ENGSCI 263 has a Design strand and a Modelling strand. The Design strand focuses on general design skills and principles. The Modelling strand specialises on making mathematical models in the proper fashion (not like the ghetto-ass modelling in ENGSCI 111 or ENGSCI 211).
The Design Strand
The Design strand consists entirely of two different projects, plus a few labs to bring you up to speed with the technology that we use. The first project involves prototyping a mechanical device with Excel. If you are like Me Before Semester Two, your Excel skills are limited to using Excel as a table to put numbers into. After ENGSCI 263, you will know 80-90% of the useful Excel formulae that are used to do fancy things with the numbers. Also, you will know that Excel has a special computer programming language (yay!) called Visual Basic for Applications. The principles and uses of computer programming don’t change too much; it’s just that you can now write programs for Excel. This is awesome.

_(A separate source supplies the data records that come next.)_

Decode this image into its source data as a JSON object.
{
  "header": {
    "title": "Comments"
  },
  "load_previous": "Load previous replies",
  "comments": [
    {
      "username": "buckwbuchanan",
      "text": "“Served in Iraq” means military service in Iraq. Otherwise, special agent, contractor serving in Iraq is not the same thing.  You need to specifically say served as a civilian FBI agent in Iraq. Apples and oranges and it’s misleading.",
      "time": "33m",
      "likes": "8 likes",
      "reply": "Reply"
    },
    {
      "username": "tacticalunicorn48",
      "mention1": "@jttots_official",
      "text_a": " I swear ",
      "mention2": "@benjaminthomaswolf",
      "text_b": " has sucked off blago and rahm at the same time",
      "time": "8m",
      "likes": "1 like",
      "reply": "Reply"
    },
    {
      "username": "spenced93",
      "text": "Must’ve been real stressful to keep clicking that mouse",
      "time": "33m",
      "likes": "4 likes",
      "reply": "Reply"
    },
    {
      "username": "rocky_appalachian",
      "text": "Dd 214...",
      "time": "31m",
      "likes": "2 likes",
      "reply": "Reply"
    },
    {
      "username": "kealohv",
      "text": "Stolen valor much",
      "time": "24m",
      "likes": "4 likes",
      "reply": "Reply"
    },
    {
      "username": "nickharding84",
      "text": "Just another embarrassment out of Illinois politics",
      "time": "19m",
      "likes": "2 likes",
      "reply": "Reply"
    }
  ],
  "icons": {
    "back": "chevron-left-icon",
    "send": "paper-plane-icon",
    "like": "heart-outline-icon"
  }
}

The second project involves using SolidWorks to speedily model the mechanical device. SolidWorks is like Creo, except that A) It’s a lot faster, B) You can use the programming in Excel to update the SolidWorks model, and C) People in the real world use SolidWorks. I’ve been informed that Creo isn’t used in the real world. Your ENGGEN 115 existence was a lie!

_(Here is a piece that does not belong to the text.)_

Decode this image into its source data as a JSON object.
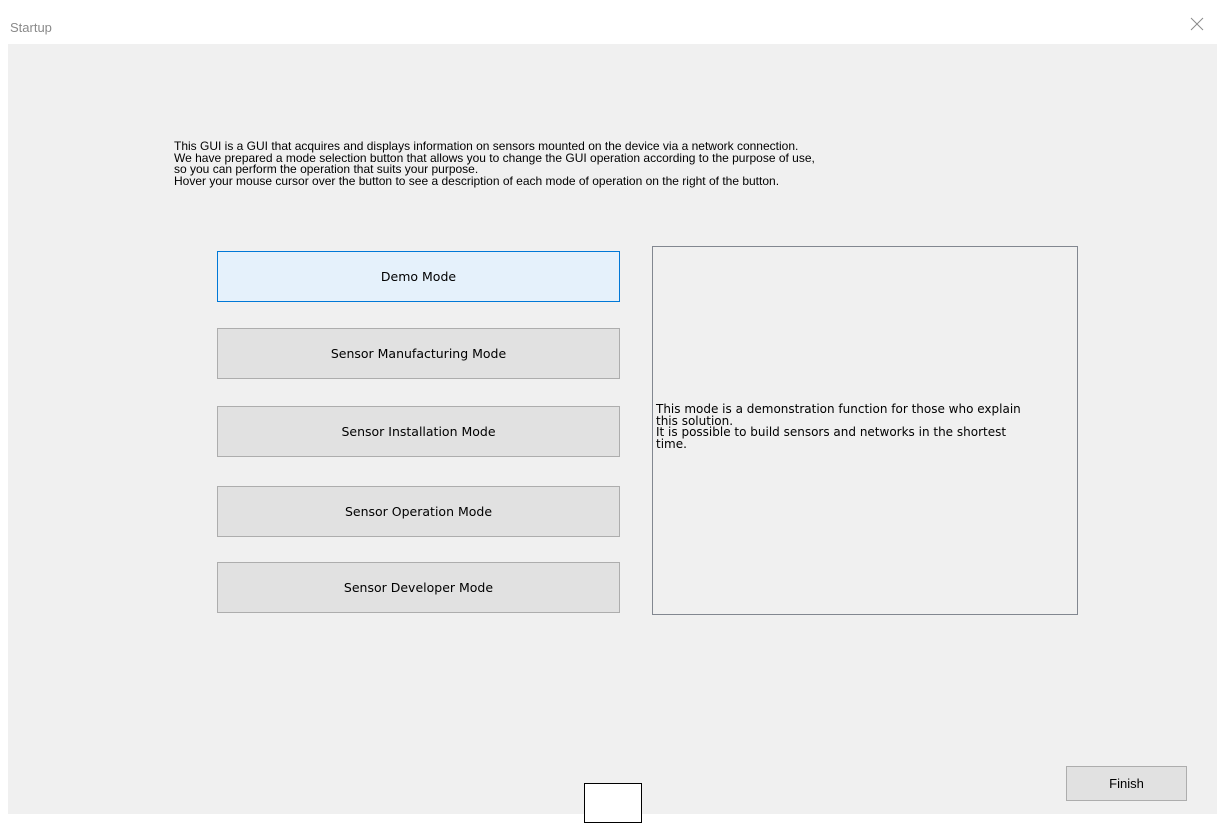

Asides from tangible skills, the Design strand emphasises the softer skills, such as approaching unwieldy problems and working in teams. A lot of what I learned here cannot be taught; it can only be truly learned via taking this class.
The Modelling Strand
I’ve already written about models in ENGSCI 211. Those are weak ass models. ENGSCI 263 is about real detailed and specific models for specific situations.
Quick recap: a mathematical model is something that accurately spits out numbers that represent something, provided you first give the model some other numbers that measure other things. This is the final product.

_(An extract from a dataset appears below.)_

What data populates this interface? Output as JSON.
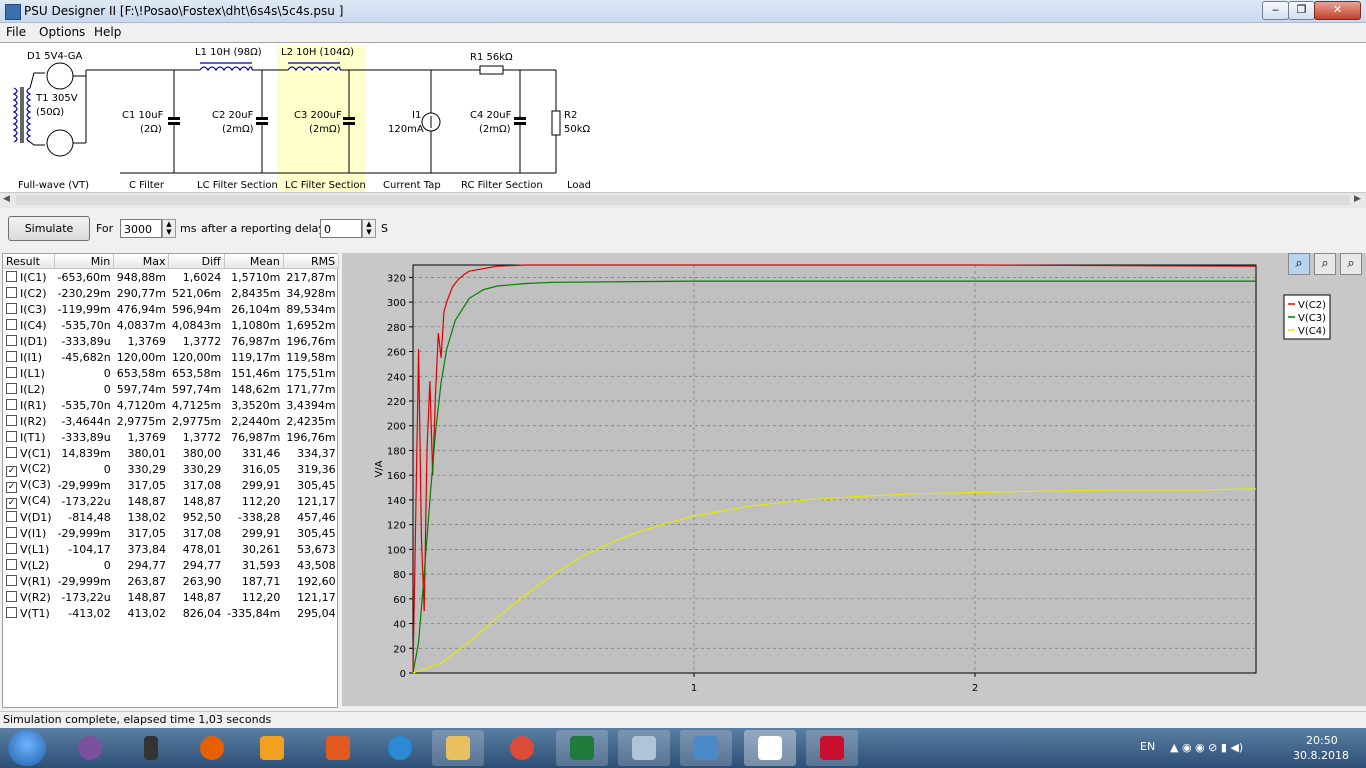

To reach the final product, we must first have a situation to model. ENGSCI 263 provides us with material most of us haven’t touched in high school or in Part I Engineering: Continuum Mechanics! If learning the delicacies of modelling wasn’t enough, students in ENGSCI 263 also learn to answer questions like: How does heat move through solid objects? Linearly? Radially? What temperatures occur at what locations in this medium? How fast is do fluids travel through different materials? How porous is this material? Considering everything else that EngSci students learn in other classes, you might be saying to yourself, “By gosh and by golly, these EngSci kids learn heaps!” My response: Yes, you’re right.
With our continuum mechanics ingredients all set, it’s time to mix them together with our modelling skills! There are three distinct things to think about: formulation, calibration, and uncertainty.
Formulation is a matter of combining science concepts together and using ninja-like derivation skills to create the model. Yes, you heard me: Derivation. The other specialisations get their equations on a plate. EngScis cook them up themselves. EngScis know where their food came from and how it was cooked. EngScis can state the assumptions that our models are built on, and how to defend them. Stating them is not enough (as I have found out in our assignments).
Calibration is about making sure we are using the right parameters, constants, and coefficients in our model. Chefs need to taste their food as they cook and season as necessary. Likewise, engineering scientists need to test their models against known data and modify parameters to get closer fits. This can range from “guess and check” to “seriously technical programming”.
Lastly, engineering scientists must acknowledge that there is uncertainty in their models. “All models are wrong, but some are useful” (George Box, 1976). I can’t say anything more because I haven’t watched the lectures yet. I’ve got plenty of time though.